I suppose it is time to fire up the blog again so I have somewhere to dump my thoughts other than Facebook. So much to dump already, not sure where to start.
A couple of months ago I decided to quit training for my 50k that I would have run yesterday had I stuck out the training. I don’t regret the choice at all, but do wish that I had been able to run the race. Finding a way to balance everything the past couple of months has been a real challenge. I want to spend as much time as possible with friends and my trainer and fit in appointments with all my healthcare providers before I go. I also took a trip to the UK for 8 days, had colleagues in town for a week which necessitated many in-office meetings (I typically work from home) and evening outings, and a workshop in the city which killed two days entirely. I haven’t had a “normal” routine day in over 4 weeks and it isn’t likely to happen before I move.
Somehow amongst all of this I neglected to realize that this weekend would be the last full weekend I had to get stuff done before the move. I have a trip to Washington next week to try to find a place to live (within 3 days!) and it will eat up a work/vacation day and weekend day with travel. The following weekends both have weddings and my going away party and in a moment of extreme optimism a couple weeks ago I signed up for the Brooklyn Half which there is no way I am going to be able to run. I still have to schedule movers, vet appointments for the cat, a hair appointment for myself, have a couple more doctor appointments, and at some point I am going to need pack this apartment up. But all I really want to do is spend time with the people I am going to miss so much when I leave. I am so excited to start this new chapter, but at the same time I kinda wish I had a little more time here.

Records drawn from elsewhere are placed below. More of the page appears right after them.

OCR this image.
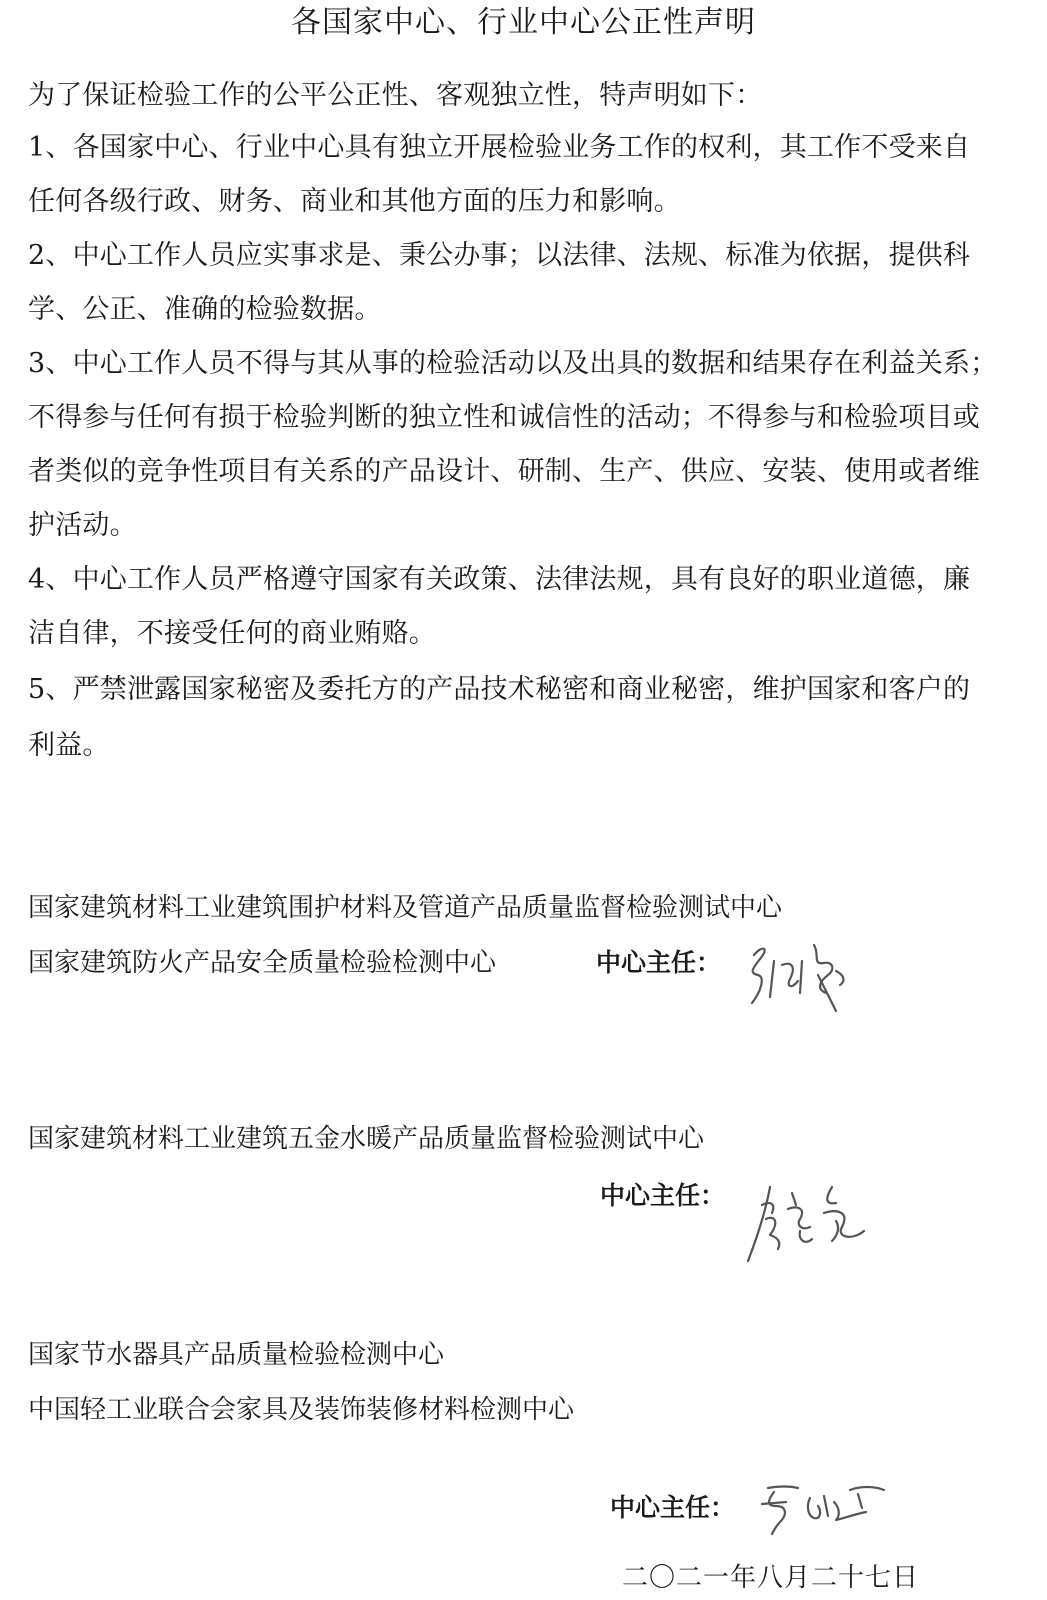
各国家中心、行业中心公正性声明
为了保证检验工作的公平公正性、客观独立性，特声明如下：
1、各国家中心、行业中心具有独立开展检验业务工作的权利，其工作不受来自
任何各级行政、财务、商业和其他方面的压力和影响。
2、中心工作人员应实事求是、秉公办事；以法律、法规、标准为依据，提供科
学、公正、准确的检验数据。
3、中心工作人员不得与其从事的检验活动以及出具的数据和结果存在利益关系；
不得参与任何有损于检验判断的独立性和诚信性的活动；不得参与和检验项目或
者类似的竞争性项目有关系的产品设计、研制、生产、供应、安装、使用或者维
护活动。
4、中心工作人员严格遵守国家有关政策、法律法规，具有良好的职业道德，廉
洁自律，不接受任何的商业贿赂。
5、严禁泄露国家秘密及委托方的产品技术秘密和商业秘密，维护国家和客户的
利益。
国家建筑材料工业建筑围护材料及管道产品质量监督检验测试中心
国家建筑防火产品安全质量检验检测中心	中心主任：
国家建筑材料工业建筑五金水暖产品质量监督检验测试中心
中心主任：
国家节水器具产品质量检验检测中心
中国轻工业联合会家具及装饰装修材料检测中心
中心主任：
二〇二一年八月二十七日
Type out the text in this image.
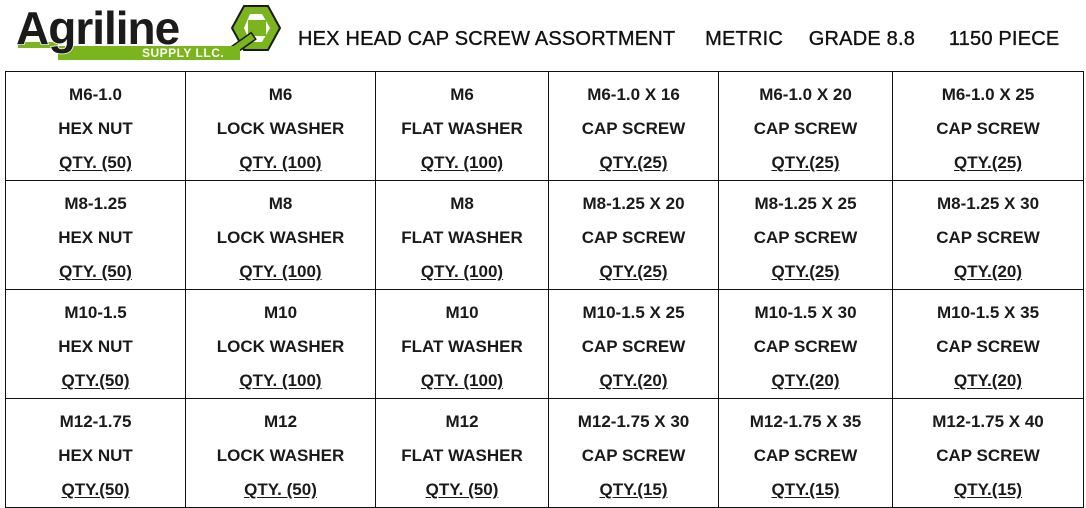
Agriline
SUPPLY LLC.
HEX HEAD CAP SCREW ASSORTMENT METRIC GRADE 8.8 1150 PIECE
M6-1.0
HEX NUT
QTY. (50)	M6
LOCK WASHER
QTY. (100)	M6
FLAT WASHER
QTY. (100)	M6-1.0 X 16
CAP SCREW
QTY.(25)	M6-1.0 X 20
CAP SCREW
QTY.(25)	M6-1.0 X 25
CAP SCREW
QTY.(25)

M8-1.25
HEX NUT
QTY. (50)	M8
LOCK WASHER
QTY. (100)	M8
FLAT WASHER
QTY. (100)	M8-1.25 X 20
CAP SCREW
QTY.(25)	M8-1.25 X 25
CAP SCREW
QTY.(25)	M8-1.25 X 30
CAP SCREW
QTY.(20)

M10-1.5
HEX NUT
QTY.(50)	M10
LOCK WASHER
QTY. (100)	M10
FLAT WASHER
QTY. (100)	M10-1.5 X 25
CAP SCREW
QTY.(20)	M10-1.5 X 30
CAP SCREW
QTY.(20)	M10-1.5 X 35
CAP SCREW
QTY.(20)

M12-1.75
HEX NUT
QTY.(50)	M12
LOCK WASHER
QTY. (50)	M12
FLAT WASHER
QTY. (50)	M12-1.75 X 30
CAP SCREW
QTY.(15)	M12-1.75 X 35
CAP SCREW
QTY.(15)	M12-1.75 X 40
CAP SCREW
QTY.(15)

I have been fitting in a fair amount of time with friends and at spots that I love. And I am so happy that I have gotten to the point of feeling positive feelings about this place again because for awhile there I was just so frustrated with everything about this city and wanted to be gone already. Now I feel like I am already nostalgic for my NYC life and I haven’t even left the city yet. It’s a really weird feeling and one I don’t think I felt before leaving Florida. I didn’t really write down a lot of the emotions I was feeling during that move other than excitement so I’m not sure to what level I felt sad or worried or whatever else. I can say right now I feel excited, scared, and a little curious. I moved to this place that I had wanted to live all my life, lived here for 7 years, and am now ready to move on. I think. I don’t think I will know if I was ready until long after the move is over. So excited for the next chapter, a little scared because it is a big change, and a little curious as to how I am going to feel about it once I am settled into my new life.
Yesterday I drove out to Long Island to a dealership to get my Jeep serviced before the big drive across the country and while out there I decided to swing by a few places to pick up some things while I had the convenience of no traffic and actual parking lots. I ended up at Target to pick up some things and ended up just wandering the store. It’s been a long time since I have been able to go to a store with so much selection and just browse. Much of the time was spent on aisles without other people that were wide enough for multiple carts. That does NOT happen in the city! And being able to try on clothes and shoes then buy batteries, light bulbs, and super glue (and order and eat a pizza had I wanted it) all in the same place was kind of amazing. As I drove from the parking lot I thought to myself that I can’t wait to appreciate all of these little comforts that I took for granted before I moved to NYC. I really hope I find a house because driving by the Home Depot garden section made my heart yearn for my weekend mornings at HD.
Today I spent the day doing what I am going to call “pre-packing” which really just meant that I moved some stuff around to get better organized in the apartment for packing. I also pulled a lot of things from under the bed and in the closet and got them sorted to the right zones that I had created — packed and ready to load, donations, needs careful packing (and possibly culling) later, waiting to be matched up with other like items and packed. It is definitely a bigger challenge getting organized and packed up in such a small space than it was when I had a house that I could dedicate entire rooms. And it does make me a little nervous that I have limited space to take stuff with me. I had planned to get rid of almost everything, but then decided it would be dumb not to fill the pod if I was already going to be paying for it. I’m hoping that the packing of the pod goes smoothly and it is “Tetris-ed” well.
I think that is it for now. Lots swirling around the brain and this probably could have been like 4 different posts with a lot more detail. I’m hoping to blog enough to be able to look back on this in the future and appreciate it without writing so much that it takes up considerable time. I almost want to set my countdown timer to hours, but that would probably just stress me out. 25 days to go.